= Wanderpreis Cup =

Football

The Wanderpreis Cup was a cup contested by Grêmio and Fussball Club Porto Alegre. The cup was sponsored by Banco Alemão, a Brazilian bank. It was granted to the club which won three consecutive matches. Grêmio FBPA was the only club to win the Wanderpreis Cup three consecutive times.

==List of matches==

===First Wanderpreis===

The first edition of the Wanderpreis Cup was biannual.

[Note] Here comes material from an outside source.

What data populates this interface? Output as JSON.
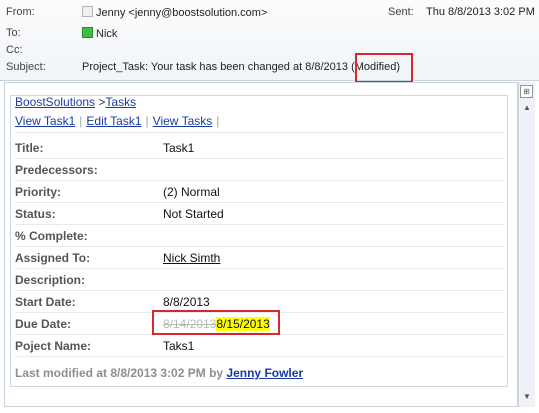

| Match | Date | Champion | Score | Runner-up |
|---|---|---|---|---|
| 1 | 6 March 1904 | Grêmio | 1–0 | Fussball Club Porto Alegre |
| 2 | 25 September 1904 | Fussball Club Porto Alegre | 2–1 | Grêmio |
| 3 | 12 March 1905 | Grêmio | 4–0 | Fussball Club Porto Alegre |
| 4 | 10 September 1905 | Grêmio | 2–0 | Fussball Club Porto Alegre |
| 5 | 18 March 1906 | Grêmio | 1–1 | Fussball Club Porto Alegre |
| 6 | 5 May 1906 | Grêmio | 3–1 | Fussball Club Porto Alegre |

- Total
- Grêmio FBPA: 4 wons
- Fussball Club Porto Alegre: 1 won

Grêmio takes permanent possession of the first Wanderpreis Cup.

===Second Wanderpreis===

The second edition of the Wanderpreis Cup was annual. Even with the creation of the Liga Porto-Alegrense de Foot-Ball (LPAF) in 1910, the tournament was played until 1912.

| Match | Date | Champion | Score | Runner-up |
|---|---|---|---|---|
| 1 | 1 December 1907 | Grêmio | 4–1 | Fussball Club Porto Alegre |
| 2 | 27 September 1908 | Fussball Club Porto Alegre | 1–0 | Grêmio |
| 3 | 3 October 1909 | Fussball Club Porto Alegre | 1–0 | Grêmio |
| 4 | 29 September 1910 | Grêmio | 5–0 | Fussball Club Porto Alegre |
| 5 | 23 October 1911 | Grêmio | 1–0 | Fussball Club Porto Alegre |
| 6 | 6 October 1912 | Grêmio | 5–0 | Fussball Club Porto Alegre |

- Total
- Grêmio FBPA: 4 wons
- Fussball Club Porto Alegre: 2 wons

Grêmio takes permanent possession of the second Wanderpreis Cup.